Jako, że nawet po kilku dniach na tej grupie można co najmniej odnieść wrażenie, że prawie każdy wie tu wszystko o wszystkim (a @gruby wyrabia 110% normy informacjami o samolotach ), to chciałem zapytać Was o poradę w kontekscie wyboru najlepszej firmy produkujacej zimowe buty do chodzenia w góry, żeby nie oceniać towaru tylko po okładce.
Scarpa? La Sportiva? Mammut? Merrel? Rab? Czy cokolwiek innnego a może nawet jakis komnkretny model?
Piszesz o ceprostradzie czy czymś ambitniejszym?
Sam zarzynam teraz drugą parę trekkingowych Hanwagów, skóra na zewnątrz, skóra w środku, otok. Bez obsługi raków automatycznych.

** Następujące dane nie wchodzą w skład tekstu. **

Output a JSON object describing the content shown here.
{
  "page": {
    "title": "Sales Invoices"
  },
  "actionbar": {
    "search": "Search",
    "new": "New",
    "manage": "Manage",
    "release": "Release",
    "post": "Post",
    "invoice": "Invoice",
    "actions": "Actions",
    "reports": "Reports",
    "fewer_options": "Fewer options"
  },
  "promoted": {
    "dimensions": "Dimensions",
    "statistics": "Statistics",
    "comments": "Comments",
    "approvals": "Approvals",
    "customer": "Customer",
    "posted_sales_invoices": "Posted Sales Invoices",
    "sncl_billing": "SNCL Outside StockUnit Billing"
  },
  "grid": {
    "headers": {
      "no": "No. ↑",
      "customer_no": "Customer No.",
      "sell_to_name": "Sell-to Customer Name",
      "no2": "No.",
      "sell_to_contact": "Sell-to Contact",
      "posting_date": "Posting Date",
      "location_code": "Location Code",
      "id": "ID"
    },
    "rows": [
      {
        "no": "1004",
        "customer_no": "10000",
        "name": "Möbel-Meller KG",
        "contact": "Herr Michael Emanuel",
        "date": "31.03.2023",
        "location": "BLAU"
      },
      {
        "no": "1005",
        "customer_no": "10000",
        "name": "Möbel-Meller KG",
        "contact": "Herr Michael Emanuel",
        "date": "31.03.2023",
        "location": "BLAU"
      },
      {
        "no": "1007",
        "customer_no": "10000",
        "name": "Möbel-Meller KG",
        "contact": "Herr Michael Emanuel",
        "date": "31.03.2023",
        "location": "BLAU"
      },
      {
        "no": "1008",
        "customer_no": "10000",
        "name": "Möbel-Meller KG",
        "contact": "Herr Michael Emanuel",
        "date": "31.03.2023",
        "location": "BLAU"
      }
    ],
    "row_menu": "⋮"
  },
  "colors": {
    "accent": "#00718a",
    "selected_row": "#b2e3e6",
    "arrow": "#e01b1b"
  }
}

Dają radę. Z membran wyleczyłem się, bo za dużo zabawy z suszeniem. Membrana to laminat PU/Teflon i jakaś warstwa nośna. Jak za szybko chcesz wysuszyć to któraś warstwa pęka i po sporcie.
Co do marek treków to Asolo, Meindl, Han-wag, La Sportiva przeszły przez nogi moje lub moich znajomych.
[edit]
Z tego co pamiętam, to Asolo chwaliło się, że ma 2 rodzaje “kopyta” - standardowe i wide fit.
Ja mam cos takiego od ponad 10 lat (jak jeszcze byl normalny kolor), ostatnio oram je na budowie z przerwami na przechadzki
https://lowa.ch/produkte/maenner/mountaineering
dezintegrują się przyklejane podeszwy. No ale najważniejsze że ówczesny minister niemieckiej obrony mógł pochwalić się oszczędnościami w wysokości 1,5 mln euro.
Bardzo podobne 13 lat wytrzymały. Poszły by jeszcze więcej ale raz grzałem się nogami na farelce i nie zauważyłem, że podeszwy spłynęły i już nie warto było dobierać nowych. Ryby, grzyby, offroad wszędzie, górki też od jesieni do wiosny non stop orane.
Miałem podobny model Scarpy kilka lat. Ogólnie pełna skóra długo wytrzymuje jeśli się dba i można dobrze konserwować na wodoodporność. Jak najmniej szwów w konstrukcji.
Jeśli nie potrzeba pod raki pół-automat albo full-automat “nowoczesnych” czy już z botkiem wewnętrznym na niższe temperatury (co OP wykluczył).
Tutaj na dole wpisu i tutaj poruszają ten temat. Pomimo, że wtedy wiedziałem o takim zjawisku, to tego modelu mam 3 pary kupione w 2015 (tych pustynnych zresztą też wtedy 3 pary kupiłem). Jedną używam na bieżąco, druga leży u rodziny, żebym nie musiał wozić przez pół Europy, a 3cia leży w ciemnym miejscu na zapas. Póki co problem nigdzie nie wystąpił… ale to marna statystyka
Grangers Leather Conditioner - zachowuje częściową oddychalność, jak każda impregnacja trzeba poprawiać co jakiś czas albo po dłuższej wędrówce w mokrych warunkach.
Alternatywa to wosk, lepsza wodoodporność ale gorsza oddychalność.
Żeby nie zakładać kolejnego wątku i pogłębiać zadumy nad stanem forum u naszego Gospodarza, to zapytam tutaj, czy jakiś śpiwór (lub marke) też możecie polecić?
Korzystałem tylko z wojskowej mumii
https://gieldamundurowa.pl/produkt/spiwor-wojskowy-729-mon-mumia/
Spanie w zgaszonym aucie przy -12*C na zewnątrz nie robiło na mnie żadnego wrażenia.